Microsoft’s Nokia Buy Doesn’t Impress App Developers
Unfortunately for Microsoft (NASDAQ:MSFT), it doesn’t seem as if its $7.2 billion acquisition of Nokia’s (NYSE:NOK) devices and services unit has done much to convince developers to make apps for Windows Phone.
According to a report from Bloomberg, big developers like King.com and Smule Inc. have shunned the Windows platform in the past and will continue to do so unless Microsoft’s Windows Phone manages to eat away some of Apple’s (NASDAQ:AAPL) iOS and Google’s (NASDAQ:GOOG) Android smartphone operating system market share. Bloomberg sat down with King.com head of development Tommy Palm and Smule head Jeff Smith, both of whom said that the Nokia acquisition hasn’t changed their minds about designing for the Windows platform.
“With or without Nokia, Microsoft needs to demonstrate that they can capture a material segment of the mobile market,” Smith said in an interview with the news outlet. “We will wait and see.”
Bloomberg interviewed more than a dozen different app developers, and most said that it was not in their best interest to design apps for the Windows platform until more people use Windows Phones. The catch-22 here is that Microsoft will have even more trouble selling the devices if it’s unable to provide users with the apps they want.
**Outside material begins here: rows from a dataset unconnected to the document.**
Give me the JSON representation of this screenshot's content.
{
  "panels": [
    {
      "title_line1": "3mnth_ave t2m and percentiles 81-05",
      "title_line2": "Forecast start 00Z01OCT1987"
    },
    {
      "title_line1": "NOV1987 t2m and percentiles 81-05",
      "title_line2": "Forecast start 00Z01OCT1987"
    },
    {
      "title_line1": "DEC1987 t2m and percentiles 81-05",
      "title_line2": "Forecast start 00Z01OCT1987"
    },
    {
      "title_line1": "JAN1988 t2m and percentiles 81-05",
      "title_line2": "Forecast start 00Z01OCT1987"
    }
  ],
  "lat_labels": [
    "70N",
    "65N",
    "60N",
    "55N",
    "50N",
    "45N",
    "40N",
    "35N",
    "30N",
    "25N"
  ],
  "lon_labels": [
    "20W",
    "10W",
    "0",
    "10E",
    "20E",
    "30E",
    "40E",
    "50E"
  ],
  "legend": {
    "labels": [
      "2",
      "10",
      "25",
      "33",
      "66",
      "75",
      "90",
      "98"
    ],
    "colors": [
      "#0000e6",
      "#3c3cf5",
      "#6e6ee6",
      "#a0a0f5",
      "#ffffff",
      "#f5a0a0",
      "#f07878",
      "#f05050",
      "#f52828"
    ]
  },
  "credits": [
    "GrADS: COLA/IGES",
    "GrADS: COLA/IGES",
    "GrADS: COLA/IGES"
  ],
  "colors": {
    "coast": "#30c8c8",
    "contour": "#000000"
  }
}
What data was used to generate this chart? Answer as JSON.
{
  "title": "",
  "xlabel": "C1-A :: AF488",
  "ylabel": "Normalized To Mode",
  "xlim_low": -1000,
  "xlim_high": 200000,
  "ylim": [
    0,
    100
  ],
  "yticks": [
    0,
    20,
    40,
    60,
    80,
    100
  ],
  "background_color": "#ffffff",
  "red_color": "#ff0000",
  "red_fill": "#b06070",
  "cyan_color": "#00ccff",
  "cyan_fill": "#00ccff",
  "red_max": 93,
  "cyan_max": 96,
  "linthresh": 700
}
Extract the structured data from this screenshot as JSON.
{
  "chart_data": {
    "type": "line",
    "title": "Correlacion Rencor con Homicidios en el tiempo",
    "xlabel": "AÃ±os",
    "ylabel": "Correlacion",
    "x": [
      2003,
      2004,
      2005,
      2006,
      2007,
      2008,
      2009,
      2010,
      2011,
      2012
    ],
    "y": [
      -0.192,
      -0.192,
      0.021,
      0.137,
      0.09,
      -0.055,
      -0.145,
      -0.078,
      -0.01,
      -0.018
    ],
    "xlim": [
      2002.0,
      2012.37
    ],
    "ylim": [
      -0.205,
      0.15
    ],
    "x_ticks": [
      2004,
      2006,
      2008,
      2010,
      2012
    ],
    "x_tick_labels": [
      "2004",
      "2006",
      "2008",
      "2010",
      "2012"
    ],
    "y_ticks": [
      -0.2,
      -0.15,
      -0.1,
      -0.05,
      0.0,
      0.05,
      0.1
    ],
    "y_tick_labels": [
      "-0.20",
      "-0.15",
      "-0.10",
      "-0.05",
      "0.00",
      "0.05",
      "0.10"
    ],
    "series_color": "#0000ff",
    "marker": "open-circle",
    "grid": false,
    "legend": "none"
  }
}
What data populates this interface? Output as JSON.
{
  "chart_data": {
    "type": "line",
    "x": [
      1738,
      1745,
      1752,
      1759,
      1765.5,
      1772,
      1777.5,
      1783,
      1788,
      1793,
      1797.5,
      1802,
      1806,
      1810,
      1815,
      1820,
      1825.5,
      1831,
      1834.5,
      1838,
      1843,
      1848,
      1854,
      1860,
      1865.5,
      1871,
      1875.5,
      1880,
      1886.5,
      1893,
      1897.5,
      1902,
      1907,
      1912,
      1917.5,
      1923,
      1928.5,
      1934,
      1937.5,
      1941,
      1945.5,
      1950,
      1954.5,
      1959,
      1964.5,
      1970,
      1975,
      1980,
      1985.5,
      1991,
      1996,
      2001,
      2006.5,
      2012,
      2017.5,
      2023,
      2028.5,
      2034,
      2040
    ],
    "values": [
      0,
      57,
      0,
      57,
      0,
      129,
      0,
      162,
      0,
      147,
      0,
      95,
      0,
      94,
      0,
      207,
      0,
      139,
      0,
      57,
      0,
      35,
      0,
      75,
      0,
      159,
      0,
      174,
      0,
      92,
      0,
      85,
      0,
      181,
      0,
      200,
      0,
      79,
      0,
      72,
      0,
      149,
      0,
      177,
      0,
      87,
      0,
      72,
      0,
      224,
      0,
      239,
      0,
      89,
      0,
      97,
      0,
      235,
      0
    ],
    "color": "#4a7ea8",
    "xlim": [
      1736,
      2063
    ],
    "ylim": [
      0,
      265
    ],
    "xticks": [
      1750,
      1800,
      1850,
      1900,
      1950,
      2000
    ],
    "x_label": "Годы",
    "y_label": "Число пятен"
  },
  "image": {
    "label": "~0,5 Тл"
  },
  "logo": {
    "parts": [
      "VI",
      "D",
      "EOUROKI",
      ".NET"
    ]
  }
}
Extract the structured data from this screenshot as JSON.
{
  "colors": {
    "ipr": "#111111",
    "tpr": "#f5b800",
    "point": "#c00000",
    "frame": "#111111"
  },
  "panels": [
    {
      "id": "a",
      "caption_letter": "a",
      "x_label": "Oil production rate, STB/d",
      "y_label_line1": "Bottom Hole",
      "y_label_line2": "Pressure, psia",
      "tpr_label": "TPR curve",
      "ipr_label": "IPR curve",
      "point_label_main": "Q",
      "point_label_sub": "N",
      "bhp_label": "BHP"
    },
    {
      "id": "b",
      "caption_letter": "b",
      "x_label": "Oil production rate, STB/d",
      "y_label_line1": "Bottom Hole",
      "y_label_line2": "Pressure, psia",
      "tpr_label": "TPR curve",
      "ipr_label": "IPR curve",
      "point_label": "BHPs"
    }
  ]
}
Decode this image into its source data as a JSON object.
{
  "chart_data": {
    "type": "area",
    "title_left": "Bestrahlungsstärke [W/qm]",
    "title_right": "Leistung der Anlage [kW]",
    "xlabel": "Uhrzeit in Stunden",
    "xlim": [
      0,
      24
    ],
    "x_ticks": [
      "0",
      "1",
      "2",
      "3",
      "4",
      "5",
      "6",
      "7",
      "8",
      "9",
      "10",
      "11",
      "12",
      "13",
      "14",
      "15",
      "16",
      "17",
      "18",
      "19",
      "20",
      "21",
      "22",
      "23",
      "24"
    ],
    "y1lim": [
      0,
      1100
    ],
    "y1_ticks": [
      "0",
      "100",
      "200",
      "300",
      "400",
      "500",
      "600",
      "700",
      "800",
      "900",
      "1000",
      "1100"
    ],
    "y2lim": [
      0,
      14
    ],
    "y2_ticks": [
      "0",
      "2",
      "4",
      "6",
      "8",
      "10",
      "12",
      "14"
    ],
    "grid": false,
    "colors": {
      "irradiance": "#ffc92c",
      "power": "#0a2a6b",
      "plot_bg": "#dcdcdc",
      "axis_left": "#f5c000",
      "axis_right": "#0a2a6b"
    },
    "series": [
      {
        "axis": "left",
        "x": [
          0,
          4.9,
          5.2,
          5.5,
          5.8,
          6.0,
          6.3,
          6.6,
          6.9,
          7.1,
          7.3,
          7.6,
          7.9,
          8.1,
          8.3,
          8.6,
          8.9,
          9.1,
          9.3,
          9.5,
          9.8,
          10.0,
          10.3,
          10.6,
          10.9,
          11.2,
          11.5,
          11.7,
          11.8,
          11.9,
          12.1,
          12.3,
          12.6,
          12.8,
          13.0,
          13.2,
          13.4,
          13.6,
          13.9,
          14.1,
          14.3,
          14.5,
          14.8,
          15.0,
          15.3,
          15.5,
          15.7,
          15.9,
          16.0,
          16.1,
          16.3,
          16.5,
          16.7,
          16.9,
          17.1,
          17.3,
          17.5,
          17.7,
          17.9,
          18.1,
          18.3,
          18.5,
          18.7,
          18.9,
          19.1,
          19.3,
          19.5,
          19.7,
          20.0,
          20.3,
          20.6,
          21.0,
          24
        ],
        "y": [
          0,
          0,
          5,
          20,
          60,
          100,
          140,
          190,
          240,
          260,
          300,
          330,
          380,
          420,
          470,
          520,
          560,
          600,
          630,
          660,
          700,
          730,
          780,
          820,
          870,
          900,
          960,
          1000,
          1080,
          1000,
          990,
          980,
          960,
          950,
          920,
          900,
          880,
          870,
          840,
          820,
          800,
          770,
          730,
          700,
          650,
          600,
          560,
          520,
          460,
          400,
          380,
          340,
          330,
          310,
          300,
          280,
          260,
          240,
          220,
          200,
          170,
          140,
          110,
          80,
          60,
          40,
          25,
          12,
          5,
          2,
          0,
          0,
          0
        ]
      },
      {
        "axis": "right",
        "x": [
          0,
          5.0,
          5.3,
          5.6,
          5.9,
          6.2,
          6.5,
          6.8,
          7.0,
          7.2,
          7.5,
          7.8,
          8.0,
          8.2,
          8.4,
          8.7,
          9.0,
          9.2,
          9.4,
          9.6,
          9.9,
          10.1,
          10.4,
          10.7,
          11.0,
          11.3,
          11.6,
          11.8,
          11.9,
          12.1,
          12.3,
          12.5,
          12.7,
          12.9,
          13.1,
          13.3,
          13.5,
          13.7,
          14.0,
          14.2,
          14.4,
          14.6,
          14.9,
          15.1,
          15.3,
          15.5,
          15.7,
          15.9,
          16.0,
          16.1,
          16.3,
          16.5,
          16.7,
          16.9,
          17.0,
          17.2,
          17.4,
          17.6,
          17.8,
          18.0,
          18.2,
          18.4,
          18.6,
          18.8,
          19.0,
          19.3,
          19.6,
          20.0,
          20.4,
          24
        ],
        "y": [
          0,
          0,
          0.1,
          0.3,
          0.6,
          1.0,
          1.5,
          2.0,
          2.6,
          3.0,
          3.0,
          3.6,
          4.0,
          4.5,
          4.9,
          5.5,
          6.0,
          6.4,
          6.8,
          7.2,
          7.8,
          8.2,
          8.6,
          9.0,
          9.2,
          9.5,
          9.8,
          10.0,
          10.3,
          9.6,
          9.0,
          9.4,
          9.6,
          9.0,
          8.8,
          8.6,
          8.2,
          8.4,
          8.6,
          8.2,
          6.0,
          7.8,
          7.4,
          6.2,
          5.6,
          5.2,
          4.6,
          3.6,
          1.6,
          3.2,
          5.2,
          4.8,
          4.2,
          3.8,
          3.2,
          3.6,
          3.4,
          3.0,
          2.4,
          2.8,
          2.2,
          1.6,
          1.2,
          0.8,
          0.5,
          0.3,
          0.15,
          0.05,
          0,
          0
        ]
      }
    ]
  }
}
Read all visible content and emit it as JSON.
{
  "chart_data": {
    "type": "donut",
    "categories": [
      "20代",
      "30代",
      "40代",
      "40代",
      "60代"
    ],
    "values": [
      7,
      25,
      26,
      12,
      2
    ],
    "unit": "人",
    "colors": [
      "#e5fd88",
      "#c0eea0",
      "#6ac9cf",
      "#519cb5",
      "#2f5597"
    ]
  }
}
William Hurley, co-founder of the app developer Chaotic Moon, said to Bloomberg that the company’s newest game, Dragon Academy, made more money in one hour of sales on Apple’s iOS platform than all of Chaotic Moon’s games made on the Windows Phone globally for the entire year. That huge discrepancy is why app developers aren’t running to Microsoft with open arms in the wake of the Nokia purchase.
Microsoft is trying to remain optimistic about the Nokia acquisition’s prospects for improving the Windows Phone. The company has said that the acquisition will allow it to improve the its marketing strategy with the Windows Phone and better educate staff at retail stores where the phones are sold.
The developers also told Bloomberg that Microsoft’s failings in the tablet world are another reason they’re reluctant to design for Windows. Microsoft faced a $900 million write-down on its Surface tablets when it reported second-quarter earnings. The company went forward and released next-generation Surface tablets, and Microsoft claims that it has nearly sold out of the Surface 2 and Surface Pro 2.
Microsoft tweeted a challenge to developers on October 4, saying: “Surface 2 and Surface Pro 2 are close to selling out. All those buyers are gonna need apps. Your move.” It seems as though developers will wait it out for more proof that the Surface tablets and Windows Phones are doing well before spending time and money making Windows apps.